The Mystery of Picasso features an LPCM Mono track in the original French, with optional English subtitles. The spoken elements (largely voice over, along with a few momentary conversations with Picasso) come through well enough, but Georges Auric's anachronistic score can sound just slightly boxy at times, especially when he exploits elements like massed paradiddles on various drums. While fidelity can't quite overcome the recording techniques of the time, there's no outright damage in terms of dropouts.

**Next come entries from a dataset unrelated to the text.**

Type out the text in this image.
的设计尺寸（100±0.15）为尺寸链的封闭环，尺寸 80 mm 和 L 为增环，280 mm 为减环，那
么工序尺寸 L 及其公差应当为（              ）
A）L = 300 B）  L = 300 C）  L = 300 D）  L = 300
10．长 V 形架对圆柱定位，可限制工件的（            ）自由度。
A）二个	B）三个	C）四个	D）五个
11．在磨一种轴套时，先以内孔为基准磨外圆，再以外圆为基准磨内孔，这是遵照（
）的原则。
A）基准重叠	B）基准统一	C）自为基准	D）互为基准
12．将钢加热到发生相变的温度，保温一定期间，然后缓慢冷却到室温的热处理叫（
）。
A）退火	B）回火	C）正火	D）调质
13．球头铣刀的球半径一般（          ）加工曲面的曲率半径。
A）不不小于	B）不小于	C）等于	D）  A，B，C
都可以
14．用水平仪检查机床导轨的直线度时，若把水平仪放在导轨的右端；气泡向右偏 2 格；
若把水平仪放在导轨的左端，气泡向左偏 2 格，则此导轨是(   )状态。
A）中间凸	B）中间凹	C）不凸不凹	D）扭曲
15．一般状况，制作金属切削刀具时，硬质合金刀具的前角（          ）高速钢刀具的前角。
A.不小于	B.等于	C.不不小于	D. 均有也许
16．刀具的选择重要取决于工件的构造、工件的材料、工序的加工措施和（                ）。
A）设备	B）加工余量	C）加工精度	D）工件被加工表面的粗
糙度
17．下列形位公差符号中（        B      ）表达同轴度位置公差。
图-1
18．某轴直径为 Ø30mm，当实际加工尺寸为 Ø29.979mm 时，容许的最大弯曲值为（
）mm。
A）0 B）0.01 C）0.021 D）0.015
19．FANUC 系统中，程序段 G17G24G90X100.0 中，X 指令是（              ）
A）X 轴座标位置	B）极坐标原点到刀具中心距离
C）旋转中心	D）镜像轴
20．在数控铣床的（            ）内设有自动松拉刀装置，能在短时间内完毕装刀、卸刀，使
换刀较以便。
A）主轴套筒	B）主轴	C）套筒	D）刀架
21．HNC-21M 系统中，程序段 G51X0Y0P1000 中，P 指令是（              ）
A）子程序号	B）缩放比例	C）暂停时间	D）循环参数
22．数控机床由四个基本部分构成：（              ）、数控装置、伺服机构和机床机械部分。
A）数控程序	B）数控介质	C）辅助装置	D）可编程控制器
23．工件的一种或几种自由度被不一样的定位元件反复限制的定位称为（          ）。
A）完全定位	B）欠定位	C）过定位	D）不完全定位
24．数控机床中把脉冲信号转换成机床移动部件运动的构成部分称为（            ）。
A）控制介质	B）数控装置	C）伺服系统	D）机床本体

If you come to The Mystery of Picasso expecting some kind of revelatory answers about how Picasso achieved his inspiration, you'll probably find this film a disappointment. Picasso doesn't talk all that much in this piece, and instead most of The Mystery of Picasso is given over to long shots of drawings being developed, all while Georges Auric's sometimes patently odd music plays. That approach may not give salient answers, but it offers a visceral experience of being able to watch Picasso create a work of art, and that is a mystery of sublime proportions that probably shouldn't be explained. Arrow has done a nice job restoring this lesser remembered film by Henri-Georges Clouzot, and as long as the film's intent and context is understood, The Mystery of Picasso comes Highly recommended.